Reports of a fresh wave of Chinese listings are likely to cheer IPO sponsors but elicit a loud groan from investors. Will this time around be different?
The wounds from the recent boom-to-bust history of Chinese listings amid accounting scandals, missed numbers and falling share prices are still raw.
This means Chinese companies will return to very different public markets and they will have to show convincingly that they have changed their ways.
Attention has returned to IPOs amid reports a six-month moratorium on mainland Chinese listings is to end, according to the Xinhua news agency. During this period roughly one-fifth of a backlog of 882 listing candidates was rejected in an attempt to weed out poor performers.
Hong Kong is also poised to ramp up its IPO pipeline after a slow start to the year. The HK$8.1 billion raised in the first quarter left it trailing both Singapore and Thailand. China Galaxy Securities and SinoPec Engineering have been given the nod to list, according to latest reports.

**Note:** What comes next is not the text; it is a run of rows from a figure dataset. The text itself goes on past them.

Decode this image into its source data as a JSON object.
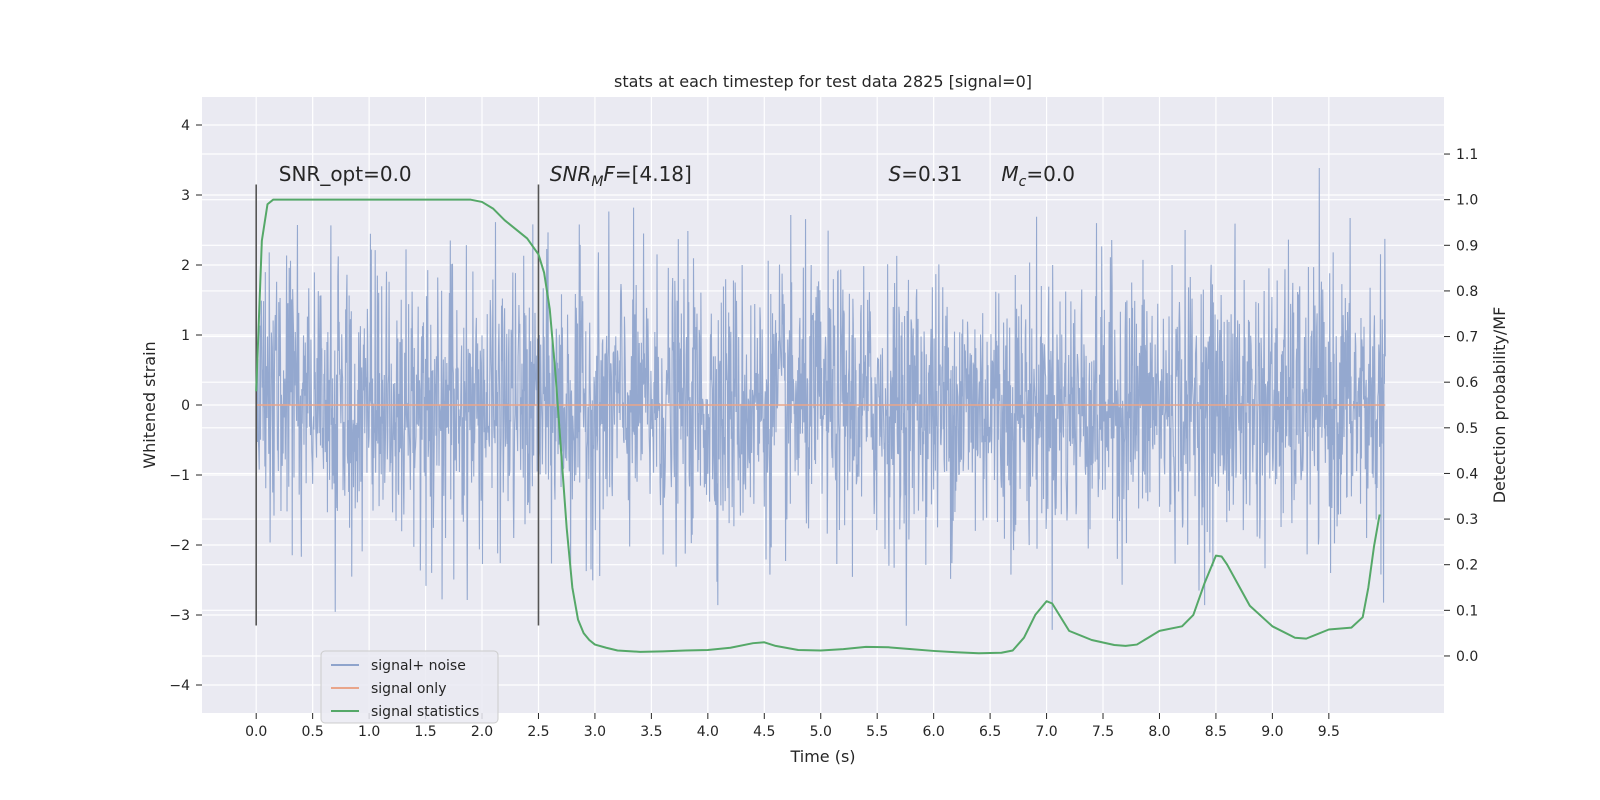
{
  "chart_data": {
    "type": "line",
    "title": "stats at each timestep for test data 2825 [signal=0]",
    "xlabel": "Time (s)",
    "ylabel": "Whitened strain",
    "y2label": "Detection probability/MF",
    "xlim": [
      -0.48,
      10.52
    ],
    "ylim": [
      -4.4,
      4.4
    ],
    "y2lim": [
      -0.125,
      1.225
    ],
    "xticks": [
      0.0,
      0.5,
      1.0,
      1.5,
      2.0,
      2.5,
      3.0,
      3.5,
      4.0,
      4.5,
      5.0,
      5.5,
      6.0,
      6.5,
      7.0,
      7.5,
      8.0,
      8.5,
      9.0,
      9.5
    ],
    "xtick_labels": [
      "0.0",
      "0.5",
      "1.0",
      "1.5",
      "2.0",
      "2.5",
      "3.0",
      "3.5",
      "4.0",
      "4.5",
      "5.0",
      "5.5",
      "6.0",
      "6.5",
      "7.0",
      "7.5",
      "8.0",
      "8.5",
      "9.0",
      "9.5"
    ],
    "yticks": [
      4,
      3,
      2,
      1,
      0,
      -1,
      -2,
      -3,
      -4
    ],
    "ytick_labels": [
      "4",
      "3",
      "2",
      "1",
      "0",
      "−1",
      "−2",
      "−3",
      "−4"
    ],
    "y2ticks": [
      1.1,
      1.0,
      0.9,
      0.8,
      0.7,
      0.6,
      0.5,
      0.4,
      0.3,
      0.2,
      0.1,
      0.0
    ],
    "y2tick_labels": [
      "1.1",
      "1.0",
      "0.9",
      "0.8",
      "0.7",
      "0.6",
      "0.5",
      "0.4",
      "0.3",
      "0.2",
      "0.1",
      "0.0"
    ],
    "grid": true,
    "legend_position": "lower-left",
    "series": [
      {
        "name": "signal+ noise",
        "color": "#8fa4cc",
        "axis": "left",
        "style": "noise",
        "x_range": [
          0.0,
          10.0
        ]
      },
      {
        "name": "signal only",
        "color": "#e9a58a",
        "axis": "left",
        "x": [
          0.0,
          10.0
        ],
        "values": [
          0.0,
          0.0
        ]
      },
      {
        "name": "signal statistics",
        "color": "#55a868",
        "axis": "right",
        "x": [
          0.0,
          0.05,
          0.1,
          0.15,
          0.25,
          0.5,
          1.0,
          1.5,
          1.9,
          2.0,
          2.1,
          2.2,
          2.3,
          2.4,
          2.5,
          2.55,
          2.6,
          2.65,
          2.7,
          2.75,
          2.8,
          2.85,
          2.9,
          2.95,
          3.0,
          3.1,
          3.2,
          3.4,
          3.6,
          3.8,
          4.0,
          4.2,
          4.4,
          4.5,
          4.6,
          4.8,
          5.0,
          5.2,
          5.4,
          5.6,
          5.8,
          6.0,
          6.2,
          6.4,
          6.6,
          6.7,
          6.8,
          6.9,
          7.0,
          7.05,
          7.1,
          7.2,
          7.4,
          7.6,
          7.7,
          7.8,
          7.9,
          8.0,
          8.2,
          8.3,
          8.4,
          8.5,
          8.55,
          8.6,
          8.7,
          8.8,
          9.0,
          9.2,
          9.3,
          9.5,
          9.7,
          9.8,
          9.85,
          9.9,
          9.95
        ],
        "values": [
          0.58,
          0.91,
          0.99,
          1.0,
          1.0,
          1.0,
          1.0,
          1.0,
          1.0,
          0.995,
          0.98,
          0.955,
          0.935,
          0.915,
          0.88,
          0.84,
          0.76,
          0.62,
          0.45,
          0.28,
          0.15,
          0.08,
          0.05,
          0.035,
          0.025,
          0.018,
          0.012,
          0.009,
          0.01,
          0.012,
          0.013,
          0.018,
          0.028,
          0.03,
          0.022,
          0.013,
          0.012,
          0.015,
          0.02,
          0.019,
          0.015,
          0.011,
          0.008,
          0.006,
          0.007,
          0.012,
          0.04,
          0.09,
          0.12,
          0.115,
          0.095,
          0.055,
          0.035,
          0.024,
          0.022,
          0.025,
          0.04,
          0.055,
          0.065,
          0.09,
          0.16,
          0.22,
          0.218,
          0.2,
          0.155,
          0.11,
          0.065,
          0.04,
          0.038,
          0.058,
          0.062,
          0.085,
          0.15,
          0.24,
          0.31
        ]
      }
    ],
    "vlines": [
      {
        "x": 0.0,
        "y_range": [
          -3.15,
          3.15
        ],
        "color": "#555555"
      },
      {
        "x": 2.5,
        "y_range": [
          -3.15,
          3.15
        ],
        "color": "#555555"
      }
    ],
    "annotations": [
      {
        "main": "SNR_opt=0.0",
        "x": 0.2,
        "y": 3.2
      },
      {
        "italic": "SNR",
        "sub": "M",
        "italic2": "F",
        "rest": "=[4.18]",
        "x": 2.6,
        "y": 3.2
      },
      {
        "italic": "S",
        "rest": "=0.31",
        "x": 5.6,
        "y": 3.2
      },
      {
        "italic": "M",
        "sub": "c",
        "rest": "=0.0",
        "x": 6.6,
        "y": 3.2
      }
    ]
  }
}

And watch out for the blockbuster listing of Alibaba – either in Hong Kong or the US – which could be the biggest of the year.
Whether these listings take place in Hong Kong, Shanghai or any other overseas markets, one thing is for sure – they can expect a much tougher ride than in recent years.
Between 2009-11, the Chinese listing boom helped Hong Kong top global tables of funds raised. Such was the pace of listings, HKEx was likened to a “sausage factory” by Fidelity fund manager Anthony Bolton.
New listing reality
Now investor appetite is a lot more selective. For one, regulators are hovering and increasing the penalties for companies or sponsors that break the rules.
Investors are also much more discerning – new issues will need to come keenly priced and in an easily digestible size.
To stand out in a crowded market, more than ever, companies will need to demonstrate they have a compelling investment story and brand.
This is something that needs to be built up over months or even years. Waiting for a listing approval before scrambling to build a public profile in the news blackout period will not cut it anymore. It could also be costly by suppressing valuations or risking an unsuccessful roadshow.
IPO candidates need to start acting like public companies well ahead of listing. This means they need a structured brand building plan that builds profile and credibility with investors, media and other stakeholders in the run up to listing. Further out, they need to map messaging to company goals and strategy, both to manage expectations and demonstrate high levels of corporate
governance and transparency.
Aspiring listing candidates, their sponsor banks and even private equity owners need to accept that the baggage of corporate China’s recent history cannot be swept away overnight.
China has some excellent and well-run companies – but there was collective reputational damage from recent scandals – fairly or not. To put this right means putting communications to the fore.